この1982年の春だったと思う。大学生の私は、スペインに行こうか行くまいか、迷っていた。ストーンズ、マドリード・コンサートである。
すでに、日本のファンクラブから、公演が組み込まれたツアー参加の募集通知が届いていた。
70年代から80年代、彼らのカリスマ性は今日とは比べものにならないくらい大きかった。音楽には不案内な私でさえ、FEN (駐留米軍の極東ラジオ放送網)で“Satisfaction”が流れてくると、受験勉強の手を休め、聴き入ったものだった。

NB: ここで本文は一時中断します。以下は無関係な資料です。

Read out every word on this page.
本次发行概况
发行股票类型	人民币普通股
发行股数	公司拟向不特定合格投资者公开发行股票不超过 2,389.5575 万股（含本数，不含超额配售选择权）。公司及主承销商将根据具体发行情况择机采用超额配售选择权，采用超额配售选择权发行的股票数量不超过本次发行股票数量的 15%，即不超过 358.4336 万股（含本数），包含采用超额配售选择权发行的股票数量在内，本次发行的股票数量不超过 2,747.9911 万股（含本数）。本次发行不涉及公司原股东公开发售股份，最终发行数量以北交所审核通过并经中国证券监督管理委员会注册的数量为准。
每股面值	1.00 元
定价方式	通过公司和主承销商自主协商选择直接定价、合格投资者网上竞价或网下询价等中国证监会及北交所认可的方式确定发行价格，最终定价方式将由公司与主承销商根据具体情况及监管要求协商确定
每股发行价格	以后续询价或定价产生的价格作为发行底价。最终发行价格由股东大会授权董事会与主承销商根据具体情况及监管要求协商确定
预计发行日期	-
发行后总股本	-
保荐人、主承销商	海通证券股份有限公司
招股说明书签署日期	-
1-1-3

1982年、このチャンスを逃したら、彼らの姿を拝むことは一生できない。本当にそう思った。バイトで貯めた全財産をつぎ込めば、彼らに会える。
ところが、私は渡航を取りやめてしまった。その頃、人並みに就職、学業、恋愛といった悩みを抱えていて、些細なことがきっかけで不覚にもメンタルの不調に陥り、総てに意欲を失ってしまったのだ。お坊っちゃまの自滅。
当時、ストーンズは大麻問題で1973年の日本公演が中止になるなど来日は難しく、本物を見るには海外に出向くしかなかった。したがって、国内では映像鑑賞が唯一の手段であり、ファンクラブが主催するフィルム・コンサートが、かろうじて渇望感をまぎらわしてくれていた。

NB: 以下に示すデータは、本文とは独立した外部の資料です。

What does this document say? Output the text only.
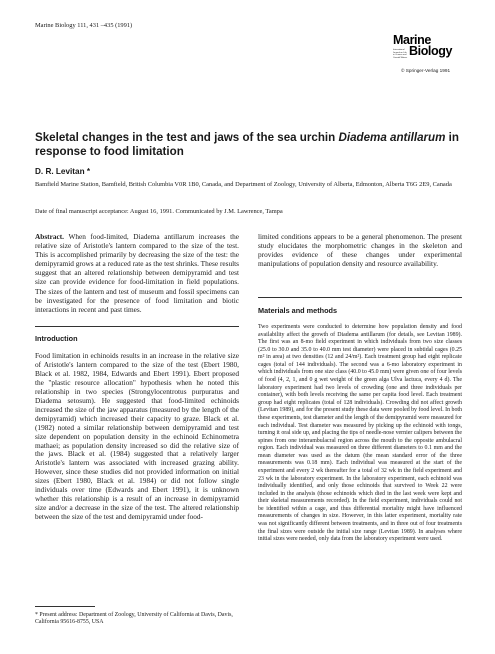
Marine Biology 111, 431 –435 (1991)
Marine
International Journal on Life in Oceans and Coastal Waters Biology
© Springer-Verlag 1991
Skeletal changes in the test and jaws of the sea urchin Diadema antillarum in response to food limitation
D. R. Levitan *
Bamfield Marine Station, Bamfield, British Columbia V0R 1B0, Canada, and Department of Zoology, University of Alberta, Edmonton, Alberta T6G 2E9, Canada
Date of final manuscript acceptance: August 16, 1991. Communicated by J.M. Lawrence, Tampa

Abstract. When food-limited, Diadema antillarum increases the relative size of Aristotle's lantern compared to the size of the test. This is accomplished primarily by decreasing the size of the test: the demipyramid grows at a reduced rate as the test shrinks. These results suggest that an altered relationship between demipyramid and test size can provide evidence for food-limitation in field populations. The sizes of the lantern and test of museum and fossil specimens can be investigated for the presence of food limitation and biotic interactions in recent and past times.

limited conditions appears to be a general phenomenon. The present study elucidates the morphometric changes in the skeleton and provides evidence of these changes under experimental manipulations of population density and resource availability.

Introduction

Food limitation in echinoids results in an increase in the relative size of Aristotle's lantern compared to the size of the test (Ebert 1980, Black et al. 1982, 1984, Edwards and Ebert 1991). Ebert proposed the "plastic resource allocation" hypothesis when he noted this relationship in two species (Strongylocentrotus purpuratus and Diadema setosum). He suggested that food-limited echinoids increased the size of the jaw apparatus (measured by the length of the demipyramid) which increased their capacity to graze. Black et al. (1982) noted a similar relationship between demipyramid and test size dependent on population density in the echinoid Echinometra mathaei; as population density increased so did the relative size of the jaws. Black et al. (1984) suggested that a relatively larger Aristotle's lantern was associated with increased grazing ability. However, since these studies did not provided information on initial sizes (Ebert 1980, Black et al. 1984) or did not follow single individuals over time (Edwards and Ebert 1991), it is unknown whether this relationship is a result of an increase in demipyramid size and/or a decrease in the size of the test. The altered relationship between the size of the test and demipyramid under food-

Materials and methods

Two experiments were conducted to determine how population density and food availability affect the growth of Diadema antillarum (for details, see Levitan 1989). The first was an 8-mo field experiment in which individuals from two size classes (25.0 to 30.0 and 35.0 to 40.0 mm test diameter) were placed in subtidal cages (0.25 m² in area) at two densities (12 and 24/m²). Each treatment group had eight replicate cages (total of 144 individuals). The second was a 6-mo laboratory experiment in which individuals from one size class (40.0 to 45.0 mm) were given one of four levels of food (4, 2, 1, and 0 g wet weight of the green alga Ulva lactuca, every 4 d). The laboratory experiment had two levels of crowding (one and three individuals per container), with both levels receiving the same per capita food level. Each treatment group had eight replicates (total of 128 individuals). Crowding did not affect growth (Levitan 1989), and for the present study these data were pooled by food level. In both these experiments, test diameter and the length of the demipyramid were measured for each individual. Test diameter was measured by picking up the echinoid with tongs, turning it oral side up, and placing the tips of needle-nose vernier calipers between the spines from one interambulacral region across the mouth to the opposite ambulacral region. Each individual was measured on three different diameters to 0.1 mm and the mean diameter was used as the datum (the mean standard error of the three measurements was 0.18 mm). Each individual was measured at the start of the experiment and every 2 wk thereafter for a total of 32 wk in the field experiment and 23 wk in the laboratory experiment. In the laboratory experiment, each echinoid was individually identified, and only those echinoids that survived to Week 22 were included in the analysis (those echinoids which died in the last week were kept and their skeletal measurements recorded). In the field experiment, individuals could not be identified within a cage, and thus differential mortality might have influenced measurements of changes in size. However, in this latter experiment, mortality rate was not significantly different between treatments, and in three out of four treatments the final sizes were outside the initial size range (Levitan 1989). In analyses where initial sizes were needed, only data from the laboratory experiment were used.

* Present address: Department of Zoology, University of California at Davis, Davis, California 95616-8755, USA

その後、80年代終盤、メンバーのロン・ウッドやミック・ジャガーの単身来日がかない、大阪で二人の勇姿に接することができた。グループのコンサートは、1990年以降、東京、横浜、名古屋で体験した。国内で堂々とストーンズの音が体験できるようになったのは、まことに喜ばしい。

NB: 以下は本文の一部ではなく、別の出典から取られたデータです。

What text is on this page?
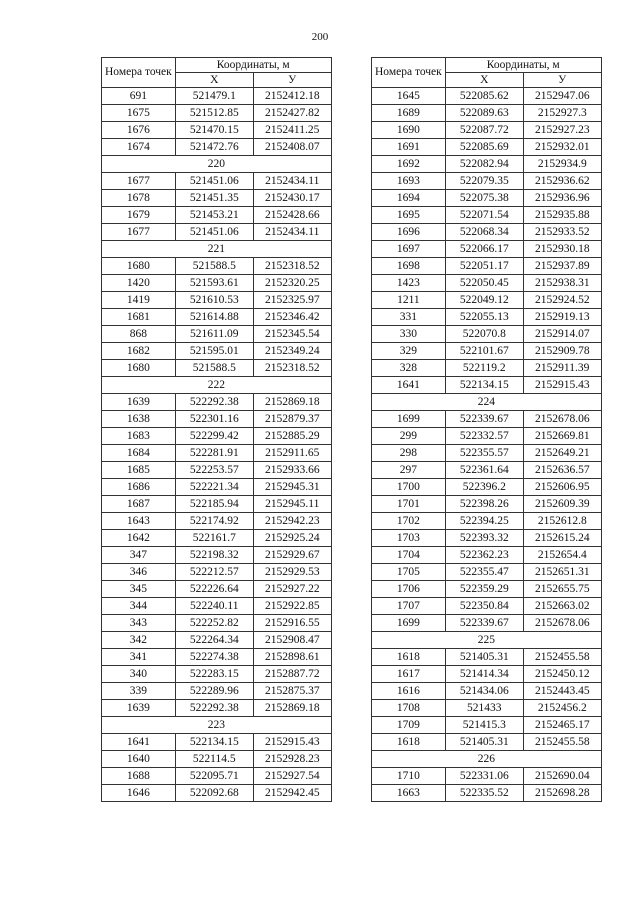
200
Номера точек	Координаты, м	
	X	У
691	521479.1	2152412.18
1675	521512.85	2152427.82
1676	521470.15	2152411.25
1674	521472.76	2152408.07
220		
1677	521451.06	2152434.11
1678	521451.35	2152430.17
1679	521453.21	2152428.66
1677	521451.06	2152434.11
221		
1680	521588.5	2152318.52
1420	521593.61	2152320.25
1419	521610.53	2152325.97
1681	521614.88	2152346.42
868	521611.09	2152345.54
1682	521595.01	2152349.24
1680	521588.5	2152318.52
222		
1639	522292.38	2152869.18
1638	522301.16	2152879.37
1683	522299.42	2152885.29
1684	522281.91	2152911.65
1685	522253.57	2152933.66
1686	522221.34	2152945.31
1687	522185.94	2152945.11
1643	522174.92	2152942.23
1642	522161.7	2152925.24
347	522198.32	2152929.67
346	522212.57	2152929.53
345	522226.64	2152927.22
344	522240.11	2152922.85
343	522252.82	2152916.55
342	522264.34	2152908.47
341	522274.38	2152898.61
340	522283.15	2152887.72
339	522289.96	2152875.37
1639	522292.38	2152869.18
223		
1641	522134.15	2152915.43
1640	522114.5	2152928.23
1688	522095.71	2152927.54
1646	522092.68	2152942.45
Номера точек	Координаты, м	
	X	У
1645	522085.62	2152947.06
1689	522089.63	2152927.3
1690	522087.72	2152927.23
1691	522085.69	2152932.01
1692	522082.94	2152934.9
1693	522079.35	2152936.62
1694	522075.38	2152936.96
1695	522071.54	2152935.88
1696	522068.34	2152933.52
1697	522066.17	2152930.18
1698	522051.17	2152937.89
1423	522050.45	2152938.31
1211	522049.12	2152924.52
331	522055.13	2152919.13
330	522070.8	2152914.07
329	522101.67	2152909.78
328	522119.2	2152911.39
1641	522134.15	2152915.43
224		
1699	522339.67	2152678.06
299	522332.57	2152669.81
298	522355.57	2152649.21
297	522361.64	2152636.57
1700	522396.2	2152606.95
1701	522398.26	2152609.39
1702	522394.25	2152612.8
1703	522393.32	2152615.24
1704	522362.23	2152654.4
1705	522355.47	2152651.31
1706	522359.29	2152655.75
1707	522350.84	2152663.02
1699	522339.67	2152678.06
225		
1618	521405.31	2152455.58
1617	521414.34	2152450.12
1616	521434.06	2152443.45
1708	521433	2152456.2
1709	521415.3	2152465.17
1618	521405.31	2152455.58
226		
1710	522331.06	2152690.04
1663	522335.52	2152698.28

しかし、である。私は、1982年のストーンズを体験したかったと悔やむのである。日本に来られない、そして、1969年のブライアン・ジョーンズ喪失の痛手をまだひきずっているような(あくまで私の個人的印象)彼らのパフォーマンスを見たかった、と後悔するである。
1982年7月7日のマドリードでは、ミックがレインコートを着て歌っている。悪天候の下、またカラフルな風船がフワフワ飛びかう中、メンバーはやりにくそうだが、“Under My Thumb” がスタジアムに響き渡る。少し健康的になったが、それでいて妖しく危険な、紛れもなく80年代のストーンズである。
私は、スマホで見る、小さくてぼんやりした映像の群衆の中に、若き日の自分の姿を空しく追い求めるのである。